When the momentum of a photon is changed by an amount p'. The corresponding change in the di-Broglie wavelength is found to be 0.2% . Then, the original momentum of the photon was

To solve the problem, we need to determine the original momentum of the photon given that the change in the de Broglie wavelength is 0.2%. ### Step-by-Step Solution: 1. **Understand the relationship between momentum and de Broglie wavelength**: The de Broglie wavelength (\( \lambda \)) of a photon is given by the formula: \[ \lambda = \frac{h}{p} \] where \( h \) is Planck's constant and \( p \) is the momentum of the photon. 2. **Differentiate the equation**: To find the change in wavelength with respect to momentum, we differentiate both sides of the equation: \[ d\lambda = -\frac{h}{p^2} dp \] This shows that a change in momentum (\( dp \)) will result in a change in wavelength (\( d\lambda \)). 3. **Relate the changes**: We can express the relative change in wavelength as: \[ \frac{d\lambda}{\lambda} = -\frac{h}{p^2} \cdot \frac{dp}{p} \] 4. **Substitute the given values**: We know that the percentage change in wavelength is given as 0.2%, which can be expressed as: \[ \frac{d\lambda}{\lambda} = \frac{0.2}{100} = 0.002 \] Therefore, we can write: \[ 0.002 = -\frac{h}{p^2} \cdot \frac{dp}{p} \] 5. **Substituting \( dp \)**: Let \( dp = p' \) (the change in momentum).

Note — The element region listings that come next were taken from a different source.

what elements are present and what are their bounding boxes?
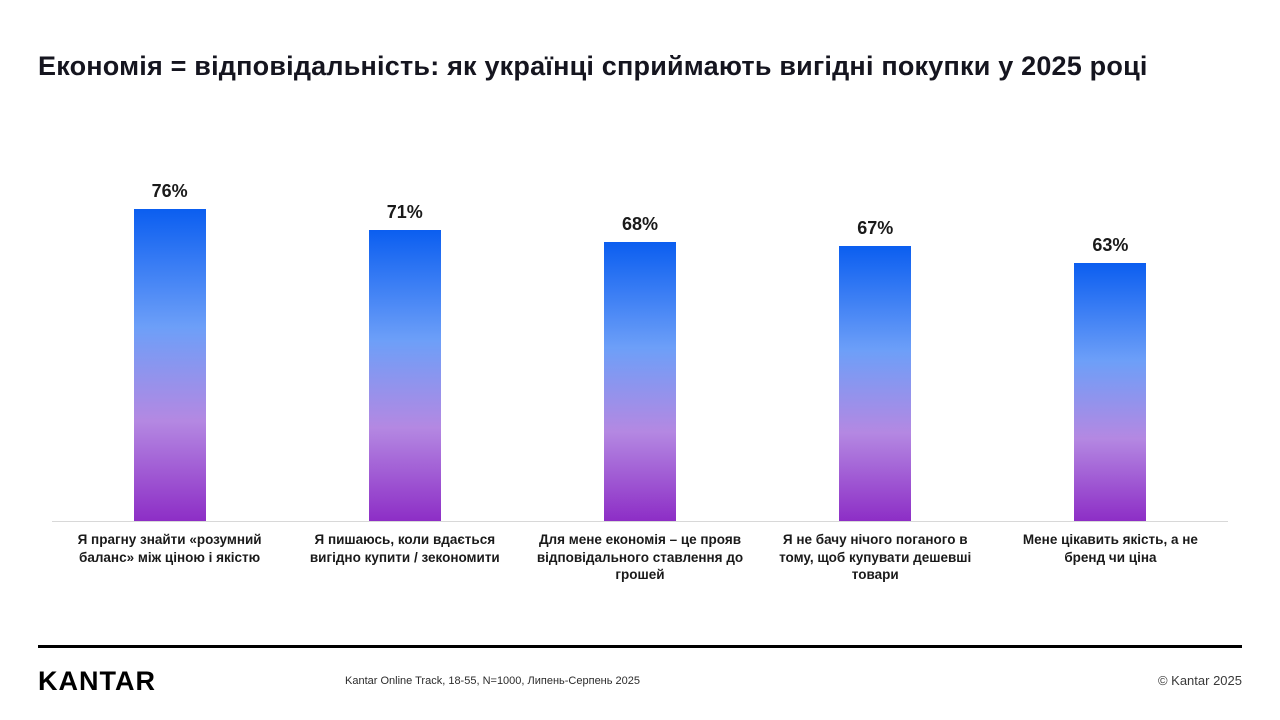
bar-category-label: Я пишаюсь, коли вдається вигідно купити … <box>309 532 500 565</box>
bar <box>1074 263 1147 521</box>
footer-divider <box>38 645 1242 648</box>
bar-category-label: Для мене економія – це прояв відповідаль… <box>536 532 744 583</box>
bar-value-label: 71% <box>386 202 423 222</box>
bar-group: 68% <box>522 178 757 521</box>
bar-value-label: 63% <box>1092 235 1129 255</box>
bar-chart: 76% 71% 68% 67% 63% Я прагну знайти «розумни… <box>52 178 1228 584</box>
bar-group: 67% <box>758 178 993 521</box>
bar-value-label: 68% <box>621 214 659 234</box>
bar <box>604 242 676 521</box>
bar <box>839 246 912 521</box>
bars-row: 76% 71% 68% 67% 63% <box>52 178 1228 522</box>
bar-group: 63% <box>993 178 1228 521</box>
kantar-logo: KANTAR <box>38 666 156 696</box>
source-note: Kantar Online Track, 18-55, N=1000, Липе… <box>345 675 641 687</box>
bar-group: 71% <box>287 178 522 521</box>
bar-value-label: 76% <box>151 181 188 201</box>
bar-category-label: Я не бачу нічого поганого в тому, щоб ку… <box>779 532 972 583</box>
copyright-text: © Kantar 2025 <box>1157 673 1242 688</box>
bar-value-label: 67% <box>857 218 894 238</box>
bar-group: 76% <box>52 178 287 521</box>
bar-category-label: Мене цікавить якість, а не бренд чи ціна <box>1022 532 1198 565</box>
page-title: Економія = відповідальність: як українці… <box>38 51 1148 81</box>
bar <box>368 230 441 521</box>
labels-row: Я прагну знайти «розумний баланс» між ці… <box>52 522 1228 584</box>
footer: KANTAR Kantar Online Track, 18-55, N=100… <box>38 660 1242 704</box>
bar <box>133 209 206 521</box>
bar-category-label: Я прагну знайти «розумний баланс» між ці… <box>77 532 262 565</box>
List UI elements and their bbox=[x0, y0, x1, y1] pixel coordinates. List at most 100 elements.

Rearranging gives: \[ 0.002 = -\frac{h}{p^2} \cdot \frac{p'}{p} \] 6. **Rearranging the equation**: Rearranging the equation to solve for \( p \): \[ p = -\frac{h}{0.002 p'} \cdot p^2 \] This can be simplified to: \[ p = \frac{h}{0.002 p'} \] 7. **Substituting Planck's constant**: The value of Planck's constant \( h \) is approximately \( 6.626 \times 10^{-34} \, \text{Js} \). Substituting this value: \[ p = \frac{6.626 \times 10^{-34}}{0.002 p'} \] 8. **Final calculation**: Simplifying further gives: \[ p = \frac{6.626 \times 10^{-34}}{0.002} \cdot \frac{1}{p'} = 3.313 \times 10^{-32} \cdot \frac{1}{p'} \] Therefore, the original momentum \( p \) can be expressed as: \[ p = 500 p' \] ### Conclusion: The original momentum of the photon was \( 500 p' \).